Members of the USCG Sector Northern New England recommend always making a float plan, which is telling someone where you're going so that in the case of an emergency, the Coast Guard can get to you quickly.

"File a float plan with a loved one. That's simply, 'Hey, I'm going out to this location. Should be back at this time. This is my intended track. Here's who I have onboard. Here's my cell phone number.' So, if you are overdue, they can reach out to us with that information, and that helps narrow our search for you," Bangs said.

Among safety tips like not boating under the influence and wearing a lifejacket, USCG staff also recommend getting a vessel safety check. In a vessel safety check, a USCG or Coast Guard Auxiliary member will come to you and inspect your boat to ensure it's ready for the season. You can request a vessel safety check on the USCG's website and app. It is free.

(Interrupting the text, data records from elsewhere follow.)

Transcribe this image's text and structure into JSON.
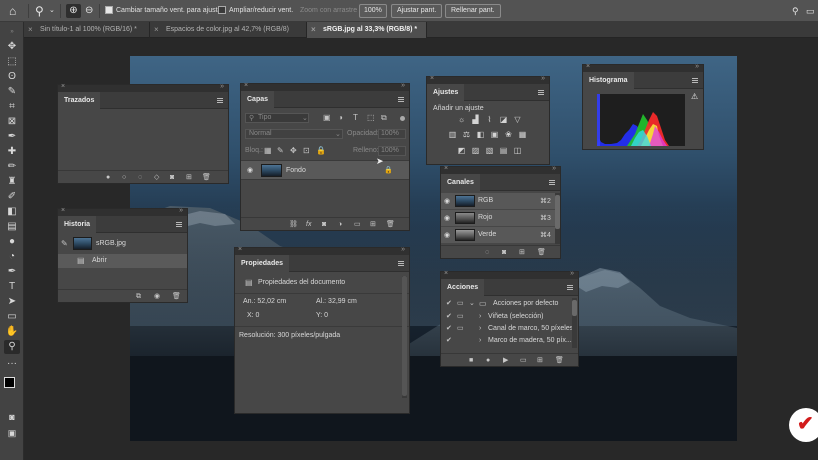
{
  "colors": {
    "background": "#282828",
    "panel": "#474747",
    "options_bar": "#535353"
  },
  "options_bar": {
    "home_icon": "home-icon",
    "zoom_icon": "zoom-icon",
    "resize_windows": "Cambiar tamaño vent. para ajustar",
    "zoom_all": "Ampliar/reducir vent.",
    "scrubby_zoom": "Zoom con arrastre",
    "zoom_percent": "100%",
    "fit_screen": "Ajustar pant.",
    "fill_screen": "Rellenar pant."
  },
  "tabs": [
    {
      "label": "Sin título-1 al 100% (RGB/16) *"
    },
    {
      "label": "Espacios de color.jpg al 42,7% (RGB/8)"
    },
    {
      "label": "sRGB.jpg al 33,3% (RGB/8) *"
    }
  ],
  "trazados": {
    "title": "Trazados"
  },
  "historia": {
    "title": "Historia",
    "snapshot": "sRGB.jpg",
    "step": "Abrir"
  },
  "capas": {
    "title": "Capas",
    "filter_type": "Tipo",
    "blend_mode": "Normal",
    "opacity_label": "Opacidad:",
    "opacity_value": "100%",
    "lock_label": "Bloq.:",
    "fill_label": "Relleno:",
    "fill_value": "100%",
    "layer": "Fondo"
  },
  "propiedades": {
    "title": "Propiedades",
    "subtitle": "Propiedades del documento",
    "an": "An.: 52,02 cm",
    "al": "Al.: 32,99 cm",
    "x": "X: 0",
    "y": "Y: 0",
    "resolution": "Resolución: 300 píxeles/pulgada"
  },
  "ajustes": {
    "title": "Ajustes",
    "subtitle": "Añadir un ajuste"
  },
  "canales": {
    "title": "Canales",
    "channels": [
      {
        "name": "RGB",
        "shortcut": "⌘2"
      },
      {
        "name": "Rojo",
        "shortcut": "⌘3"
      },
      {
        "name": "Verde",
        "shortcut": "⌘4"
      }
    ]
  },
  "histograma": {
    "title": "Histograma"
  },
  "acciones": {
    "title": "Acciones",
    "items": [
      {
        "label": "Acciones por defecto"
      },
      {
        "label": "Viñeta (selección)"
      },
      {
        "label": "Canal de marco, 50 píxeles"
      },
      {
        "label": "Marco de madera, 50 píx..."
      }
    ]
  }
}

May 21-27 marks National Safe Boating Week, and it's organized by the nonprofit National Safe Boating Council, which recommends these tips for boaters:

  • Take a boating safety course. Gain valuable knowledge and on-water experience in a boating safety course with many options for novice to experienced boaters.
  • Check equipment. Schedule a free vessel safety check with local U.S. Coast Guard Auxiliary or U.S. Power Squadrons to ensure all essential equipment is present, working, and in good condition.
  • Make a float plan. Always let someone on shore know the trip itinerary, including operator and passenger information, boat type and registration, and communication equipment on board.
  • Wear a life jacket. Make sure everyone wears a life jacket – every time. A stowed life jacket is no use in an emergency.
  • Use an engine cut-off device – it’s the law. An engine cut-off device, or engine cut-off switch, is a proven safety device to stop the boat’s engine should the operator unexpectedly fall overboard.
  • Watch the weather. Always check the forecast before departing on the water and frequently during the excursion.
  • Know what’s going on around you at all times. Nearly a quarter of all reported boating accidents in 2020 were caused by operator inattention or improper lookout.
  • Know where you're going, and travel at safe speeds. Be familiar with the area, local boating speed zones, and always travel at a safe speed.
  • Never boat under the influence. A BUI is involved in one-third of all recreational boating fatalities. Always designate a sober skipper.
  • Keep in touch. Have more than one communication device that works when wet. VHF radios, emergency locator beacons, satellite phones, and cell phones can all be essential devices in an emergency.